Even his critics will acknowledge that Barack Obama is a shrewd politician with a pretty good ability to measure the nation’s mood. Unfortunately for him, the nation’s mood is not particularly good, and as an incumbent seeking reelection, his poll numbers are consequently not very robust. Moreover, he lacks the warmth of personality of say, a Ronald Reagan or a Bill Clinton. Despite costly efforts at economic stimulus, the economy is performing, at best, in a mediocre fashion. His signature legislative victory, Obamacare, is not liked by a clear majority of likely voters and may soon face the humiliation of being found unconstitutional. The public and investors are nervous about other policies, notably the huge federal-budget deficit. Bashing the rich and trying to raise their taxes is not resonating sufficiently well for the president, and exclusive emphasis on that issue makes the president look, well, not presidential. The high price of gas has not helped Obama either.

So what to do? The president thinks he needs to rekindle the youthful enthusiasm for him that helped him hugely win election in 2008. How to do that? Become a champion of students and declare war on rising college costs! Hence President Obama is traveling this week to three states he won in 2008 but are viewed as now up for grabs—North Carolina, Iowa, and Colorado, in each case to speak at the flagship public university. I think the president’s political decision to stress this issue is shrewd, and the GOP failure to talk much about it is a huge political mistake for them.
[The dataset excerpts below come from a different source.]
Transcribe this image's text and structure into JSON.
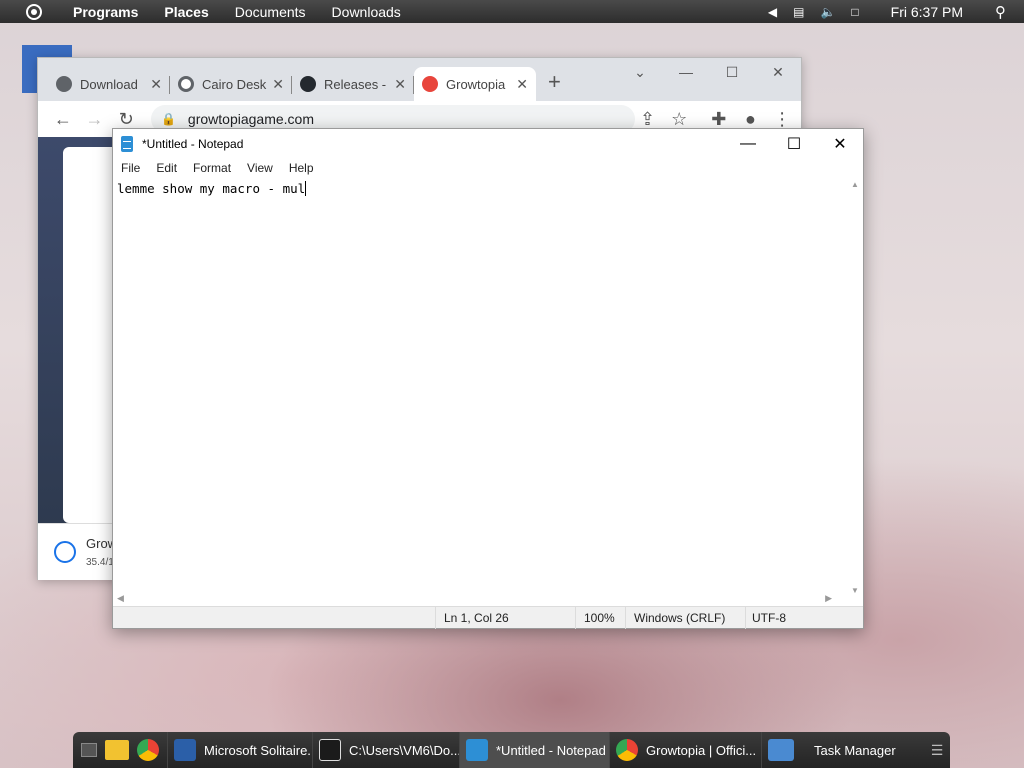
{
  "top_panel": {
    "menus": [
      "Programs",
      "Places",
      "Documents",
      "Downloads"
    ],
    "clock": "Fri 6:37 PM"
  },
  "chrome": {
    "tabs": [
      {
        "title": "Download",
        "favicon_color": "#5f6368"
      },
      {
        "title": "Cairo Desk",
        "favicon_color": "#5f6368"
      },
      {
        "title": "Releases -",
        "favicon_color": "#24292f"
      },
      {
        "title": "Growtopia",
        "favicon_color": "#e8453c"
      }
    ],
    "url": "growtopiagame.com",
    "download": {
      "name": "Grow",
      "size": "35.4/1"
    }
  },
  "notepad": {
    "title": "*Untitled - Notepad",
    "menu": [
      "File",
      "Edit",
      "Format",
      "View",
      "Help"
    ],
    "text": "lemme show my macro - mul",
    "status": {
      "position": "Ln 1, Col 26",
      "zoom": "100%",
      "line_ending": "Windows (CRLF)",
      "encoding": "UTF-8"
    }
  },
  "taskbar": {
    "items": [
      {
        "label": "Microsoft Solitaire...",
        "icon_color": "#2b5fa8"
      },
      {
        "label": "C:\\Users\\VM6\\Do...",
        "icon_color": "#1b1b1b"
      },
      {
        "label": "*Untitled - Notepad",
        "icon_color": "#2d8fd5"
      },
      {
        "label": "Growtopia | Offici...",
        "icon_color": "#e8453c"
      },
      {
        "label": "Task Manager",
        "icon_color": "#4a8ad1"
      }
    ]
  }
}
Yet, lest I seem too warm and fuzzy about Obama, I must add that I feel his ideas for dealing with the problem are largely disastrous, in keeping with the Democratic Party’s long record of enacting entitlement programs which, because of the Law of Unintended Consequences, often lead to results quite different than intended. Specifically, what will the president call for this week? If previous pronouncements are any guide, he above all wants interest rates on student loans to remain at 3.4 percent, despite a law (passed by a Democrat-controlled Congress) that calls for them to mostly rise to 6.8 percent in two months. I should note that this legislation will benefit current students relatively little. Loans are repaid after college, and the average age of student debt holders is presently around 33, and surprising amounts of loans are owed by persons in their forties or even fifties. Given high default rates (correctly measured) on loans, it is fair to say that interest rates on these loans in a competitive loan market would probably be much higher than 6.8 percent, so current law will merely reduce a huge interest-rate subsidy to a somewhat smaller one.
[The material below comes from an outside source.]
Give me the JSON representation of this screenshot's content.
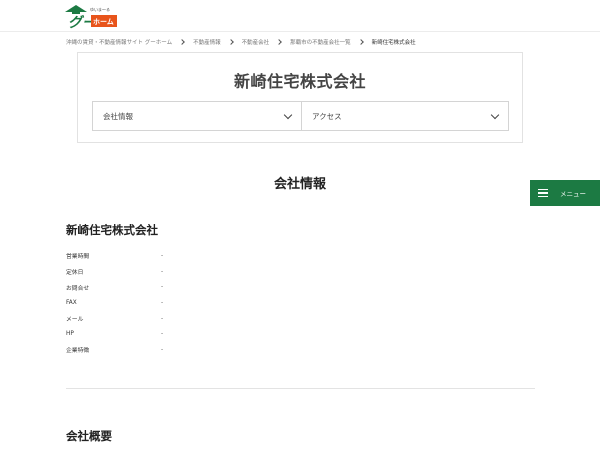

My beef is that we should NOT be engaging in massive programs to entice people into college, and certainly not give windfalls to those who, in many cases, left school a decade or more ago. A recent AP story says 50 percent of recent college graduates are either unemployed or, more often, underemployed, working as baristas, bartenders, taxi drivers, etc. The number of college graduates is too great even in a robust job market; using public resources to send taxi drivers and bartenders to school for 16 as opposed to 12 years is not an optimal use of resources in a time of trillion-dollar budget deficits.
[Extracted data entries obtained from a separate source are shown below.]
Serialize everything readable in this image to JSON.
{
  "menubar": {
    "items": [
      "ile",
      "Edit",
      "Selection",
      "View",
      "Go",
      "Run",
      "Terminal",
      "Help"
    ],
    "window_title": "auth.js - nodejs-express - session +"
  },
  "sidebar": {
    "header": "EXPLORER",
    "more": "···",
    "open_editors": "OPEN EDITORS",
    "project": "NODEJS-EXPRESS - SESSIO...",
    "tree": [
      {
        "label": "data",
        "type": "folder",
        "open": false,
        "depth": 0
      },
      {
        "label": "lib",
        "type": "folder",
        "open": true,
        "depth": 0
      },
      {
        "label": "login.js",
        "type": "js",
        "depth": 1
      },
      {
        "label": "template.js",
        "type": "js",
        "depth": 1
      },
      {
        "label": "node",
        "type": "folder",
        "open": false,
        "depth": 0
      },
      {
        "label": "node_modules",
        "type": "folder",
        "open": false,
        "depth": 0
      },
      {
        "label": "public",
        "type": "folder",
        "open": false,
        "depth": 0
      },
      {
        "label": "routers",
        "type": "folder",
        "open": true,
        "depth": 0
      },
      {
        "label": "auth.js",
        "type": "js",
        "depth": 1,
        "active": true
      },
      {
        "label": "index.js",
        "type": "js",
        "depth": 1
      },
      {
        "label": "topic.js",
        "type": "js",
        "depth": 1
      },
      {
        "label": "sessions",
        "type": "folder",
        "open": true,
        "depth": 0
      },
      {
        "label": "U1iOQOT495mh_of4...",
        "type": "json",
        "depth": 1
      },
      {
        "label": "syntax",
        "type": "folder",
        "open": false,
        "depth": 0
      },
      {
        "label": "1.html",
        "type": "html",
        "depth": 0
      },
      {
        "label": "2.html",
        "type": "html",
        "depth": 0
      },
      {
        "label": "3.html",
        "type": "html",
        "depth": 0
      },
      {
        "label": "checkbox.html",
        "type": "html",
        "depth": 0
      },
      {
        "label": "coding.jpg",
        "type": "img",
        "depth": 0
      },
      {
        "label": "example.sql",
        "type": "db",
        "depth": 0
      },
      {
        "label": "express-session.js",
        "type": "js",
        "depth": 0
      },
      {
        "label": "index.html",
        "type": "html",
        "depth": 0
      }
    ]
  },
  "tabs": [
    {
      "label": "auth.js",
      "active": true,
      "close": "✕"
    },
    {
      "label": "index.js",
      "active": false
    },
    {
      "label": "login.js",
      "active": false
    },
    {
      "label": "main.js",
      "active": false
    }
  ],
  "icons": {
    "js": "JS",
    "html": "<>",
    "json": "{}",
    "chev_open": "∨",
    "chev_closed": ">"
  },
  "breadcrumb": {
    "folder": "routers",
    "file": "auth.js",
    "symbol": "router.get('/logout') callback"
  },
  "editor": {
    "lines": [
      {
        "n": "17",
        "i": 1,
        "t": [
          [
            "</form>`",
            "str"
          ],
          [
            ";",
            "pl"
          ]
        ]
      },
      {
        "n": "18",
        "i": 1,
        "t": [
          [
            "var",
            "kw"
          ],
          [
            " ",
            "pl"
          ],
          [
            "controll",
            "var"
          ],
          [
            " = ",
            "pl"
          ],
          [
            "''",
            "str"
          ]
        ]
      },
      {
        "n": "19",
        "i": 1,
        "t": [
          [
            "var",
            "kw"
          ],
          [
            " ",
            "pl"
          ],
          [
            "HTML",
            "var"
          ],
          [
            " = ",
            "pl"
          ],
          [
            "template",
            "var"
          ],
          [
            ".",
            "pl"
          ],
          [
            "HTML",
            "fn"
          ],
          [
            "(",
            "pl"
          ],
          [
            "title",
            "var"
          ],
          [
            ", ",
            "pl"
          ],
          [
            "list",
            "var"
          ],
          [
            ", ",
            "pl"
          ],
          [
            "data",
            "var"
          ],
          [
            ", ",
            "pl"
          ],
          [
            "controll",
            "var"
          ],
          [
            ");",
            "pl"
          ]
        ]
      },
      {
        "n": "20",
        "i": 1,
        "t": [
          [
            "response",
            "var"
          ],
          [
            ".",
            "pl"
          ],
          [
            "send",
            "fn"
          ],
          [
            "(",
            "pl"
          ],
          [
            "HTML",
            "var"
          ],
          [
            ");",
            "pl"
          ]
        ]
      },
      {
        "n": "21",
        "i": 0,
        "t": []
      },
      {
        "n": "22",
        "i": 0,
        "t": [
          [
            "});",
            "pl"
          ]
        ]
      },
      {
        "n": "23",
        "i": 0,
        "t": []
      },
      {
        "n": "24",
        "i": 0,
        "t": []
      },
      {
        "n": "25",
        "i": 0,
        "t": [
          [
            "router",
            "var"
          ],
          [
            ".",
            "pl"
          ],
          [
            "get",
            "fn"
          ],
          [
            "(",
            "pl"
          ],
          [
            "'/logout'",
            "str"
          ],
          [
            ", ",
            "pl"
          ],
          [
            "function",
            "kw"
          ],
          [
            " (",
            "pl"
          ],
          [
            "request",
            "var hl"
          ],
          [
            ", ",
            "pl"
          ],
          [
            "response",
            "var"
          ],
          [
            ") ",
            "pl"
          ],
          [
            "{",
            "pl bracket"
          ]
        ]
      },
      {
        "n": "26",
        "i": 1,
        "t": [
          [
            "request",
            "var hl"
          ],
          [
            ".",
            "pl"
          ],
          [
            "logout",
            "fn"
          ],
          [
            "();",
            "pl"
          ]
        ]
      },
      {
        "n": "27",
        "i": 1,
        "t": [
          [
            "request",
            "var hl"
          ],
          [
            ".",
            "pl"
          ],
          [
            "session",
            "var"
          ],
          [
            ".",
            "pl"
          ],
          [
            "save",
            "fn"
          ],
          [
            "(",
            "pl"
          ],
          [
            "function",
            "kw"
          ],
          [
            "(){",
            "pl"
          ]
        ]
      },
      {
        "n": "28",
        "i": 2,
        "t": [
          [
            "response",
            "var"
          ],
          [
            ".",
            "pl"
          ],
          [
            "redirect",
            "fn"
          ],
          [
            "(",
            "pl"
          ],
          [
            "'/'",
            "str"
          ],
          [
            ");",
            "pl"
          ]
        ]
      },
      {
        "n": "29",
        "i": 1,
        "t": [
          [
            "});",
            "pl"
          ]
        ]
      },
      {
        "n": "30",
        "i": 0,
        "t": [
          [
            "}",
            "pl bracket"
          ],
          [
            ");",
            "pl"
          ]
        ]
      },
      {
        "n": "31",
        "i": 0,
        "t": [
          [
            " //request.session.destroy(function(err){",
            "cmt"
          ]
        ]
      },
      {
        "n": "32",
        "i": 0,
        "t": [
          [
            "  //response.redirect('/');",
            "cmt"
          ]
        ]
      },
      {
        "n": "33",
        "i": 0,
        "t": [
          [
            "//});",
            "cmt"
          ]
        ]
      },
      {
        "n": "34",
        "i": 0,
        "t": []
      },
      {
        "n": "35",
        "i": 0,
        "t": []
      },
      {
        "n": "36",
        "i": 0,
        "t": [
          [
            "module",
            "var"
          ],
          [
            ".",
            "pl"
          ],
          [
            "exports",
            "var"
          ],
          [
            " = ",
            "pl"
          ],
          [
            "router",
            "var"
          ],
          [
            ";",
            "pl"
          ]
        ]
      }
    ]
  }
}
The president will call, undoubtedly, for more Pell Grant money. There are dimensions of the Pell Grant program I like, but I fear it is has been vastly overextended to persons who are not poor in any traditional sense, and to those for whom the probability of graduating is low. It would be a better program if funds were directed, voucher-style, to students directly and its size needs to be reduced, not enhanced.

The president will probably renew his call for quasi-tuition price controls, threatening schools with retribution if they raise tuition excessively. While the sentiment here is good, this is another example of encroaching federal control over higher education, which, in my judgment, is decidedly bad. The great strength in American higher education precisely lies in its diversity. If the president wants to make colleges more price (tuition) sensitive, reduce federal student aid. In the final analysis, Bill Bennett was and is right: the federal student-assistance programs have largely been dissipated by more aggressive tuition raising than otherwise be the case. It is not an income transfer from taxpayers to students as much as from taxpayers to university employees (creating more of them, lowering productivity in the process).

I hope the president promotes one thing he brought up in the State of the Union: we should have data on the earnings of postgraduates of schools. The IRS and Social Security have the data—they just need to be untapped. Adroit public disclosure of earnings of college graduates could have a revolutionary impact on higher education.

Finally, I predict the President will NOT say that American universities are teaching little, expecting too little of their students, and becoming more and more a cross between hedonistic finishing schools and country clubs. That probably does not win votes (and thus will not be mentioned), but it is true and needs to be said.